Diana Martinez, Carmen Carlo and Nestor Santos were produced by the People and testified at the hearing held before this court. The People were unable to produce Jennie Garcia at the hearing.

Asserting that the People should have produced Jennie Garcia at the hearing, the defendant urges the court to grant the motion to suppress identification testimony by Jennie Garcia.

The People alleged that, as shown by the testimony of Detective DeFendini, the photo-display identification by Jennie Garcia was constitutionally proper; and that, as shown by the testimony of Police Officer Frida Matos, the lineup identification by Jennie Garcia was constitutionally proper. The court finds that nothing constitutionally improper was shown to have taken place at the photo-display and lineup identifications by Jennie Garcia.

Since the burden of proving a due process violation is on the defendant, the People urge the court to deny the defendant’s motion to suppress identification testimony by Jennie Garcia despite the People’s inability to produce her at the hearing, citing People v Blue (31 NY2d 1002 [1973]) and People v Sutton (47 AD2d 455 [4th Dept 1975). In People v Blue, the Court of Appeals held that it was not error that the eyewitness did not testify at the suppression hearing. In People v Sutton, the Appellate Division (4th Dept) also so held.

In People v Martin (35 AD2d 786) an eyewitness did not testify at the suppression hearing, but did testify at the trial. Upon appeal from the defendant’s judgment of conviction, the Appellate Division withheld determination as to the appeal and remitted the matter “in the exercise of discretion and the interest of justice” to the Supreme Court for the reopening and continuance of the pretrial hearing on the subject of identification of the defendant by the eyewitness, to make new findings of fact, conclusions of law and a determination. (People v Martin, 35 AD2d 786 [1st Dept 1970], supra.) Upon remittal the eyewitness could not “ ‘with due diligence be found in the state’ ”. (People v Martin, 38 AD2d 536.) The hearing court then had recourse to the eyewitness’s testimony at trial and determined that there was no constitutional bar to the eyewitness’s in-court identification.
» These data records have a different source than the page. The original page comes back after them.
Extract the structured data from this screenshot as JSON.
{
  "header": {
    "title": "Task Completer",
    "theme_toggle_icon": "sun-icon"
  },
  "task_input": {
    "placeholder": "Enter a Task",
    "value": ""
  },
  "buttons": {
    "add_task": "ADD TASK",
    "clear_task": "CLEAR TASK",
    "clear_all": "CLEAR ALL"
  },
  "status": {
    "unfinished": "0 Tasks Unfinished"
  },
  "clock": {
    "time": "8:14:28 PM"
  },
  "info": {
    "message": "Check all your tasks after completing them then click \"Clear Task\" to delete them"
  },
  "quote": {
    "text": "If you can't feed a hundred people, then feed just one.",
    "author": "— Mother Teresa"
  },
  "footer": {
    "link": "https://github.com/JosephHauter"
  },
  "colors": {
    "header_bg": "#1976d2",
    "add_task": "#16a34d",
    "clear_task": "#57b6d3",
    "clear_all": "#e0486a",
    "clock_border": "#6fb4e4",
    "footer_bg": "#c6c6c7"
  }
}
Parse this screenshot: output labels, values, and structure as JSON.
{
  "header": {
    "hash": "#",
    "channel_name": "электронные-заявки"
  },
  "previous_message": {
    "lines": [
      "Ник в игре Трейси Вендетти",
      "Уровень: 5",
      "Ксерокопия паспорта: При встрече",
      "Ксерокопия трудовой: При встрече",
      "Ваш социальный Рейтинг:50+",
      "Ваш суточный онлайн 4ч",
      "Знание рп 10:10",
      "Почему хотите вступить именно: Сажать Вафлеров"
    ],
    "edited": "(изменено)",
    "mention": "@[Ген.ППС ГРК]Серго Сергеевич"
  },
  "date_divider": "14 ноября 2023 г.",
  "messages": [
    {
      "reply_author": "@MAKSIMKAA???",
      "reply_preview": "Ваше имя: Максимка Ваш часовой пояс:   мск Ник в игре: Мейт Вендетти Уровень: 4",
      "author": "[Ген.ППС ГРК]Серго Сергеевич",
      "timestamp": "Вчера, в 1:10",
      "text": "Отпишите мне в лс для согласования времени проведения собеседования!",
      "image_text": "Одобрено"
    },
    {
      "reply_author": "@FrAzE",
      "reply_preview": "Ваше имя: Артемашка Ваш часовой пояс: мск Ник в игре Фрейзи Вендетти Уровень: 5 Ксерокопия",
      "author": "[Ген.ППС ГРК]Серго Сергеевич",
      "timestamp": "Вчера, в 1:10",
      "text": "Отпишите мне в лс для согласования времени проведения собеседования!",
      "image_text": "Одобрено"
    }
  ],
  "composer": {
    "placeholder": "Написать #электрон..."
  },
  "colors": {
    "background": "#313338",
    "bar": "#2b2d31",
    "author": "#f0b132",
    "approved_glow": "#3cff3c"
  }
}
The Appellate Division thereupon affirmed the defendant’s judgment of conviction. (People v Martin, 38 AD2d 536 [1st Dept 1971], supra.) The Court of Appeals affirmed, without opinion (32 NY2d 771).

The appellate courts in People v Blue (supra), People v Sutton (supra) and People v Martin (supra) were ruling after the fact, that is, a trial had been held. In the case before this court, however, the matter has not yet gone to trial. Most comparable to the case before this court is the situation presented at the first appeal in People v Martin. There, believing the eyewitness was available to testify, the Appellate Division “in the interest of justice” remitted the matter to the Supreme Court for the reopening and continuance of the pretrial suppression hearing. Years after the second appeal in People v Martin the same appellate court cited with approval this remedy it had fashioned in the first appeal. (People v Andriani, 67 AD2d 20 [1st Dept 1979].) In the case before this court, the eyewitness Jennie Garcia may be available to testify at the trial. Therefore, in the interest of justice, this court holds: before she may be permitted to testify at the trial concerning an identification of the defendant, Jennie Garcia shall testify at a hearing concerning her photo-display and lineup identifications. Because CPL 710.40 (3) provides that where, as here, a motion to suppress is made before trial, the trial cannot commence until the motion is decided, the hearing shall be held before the trial is commenced.

The motion to suppress an identification made by Jennie Garcia is granted to the extent hereinbefore indicated.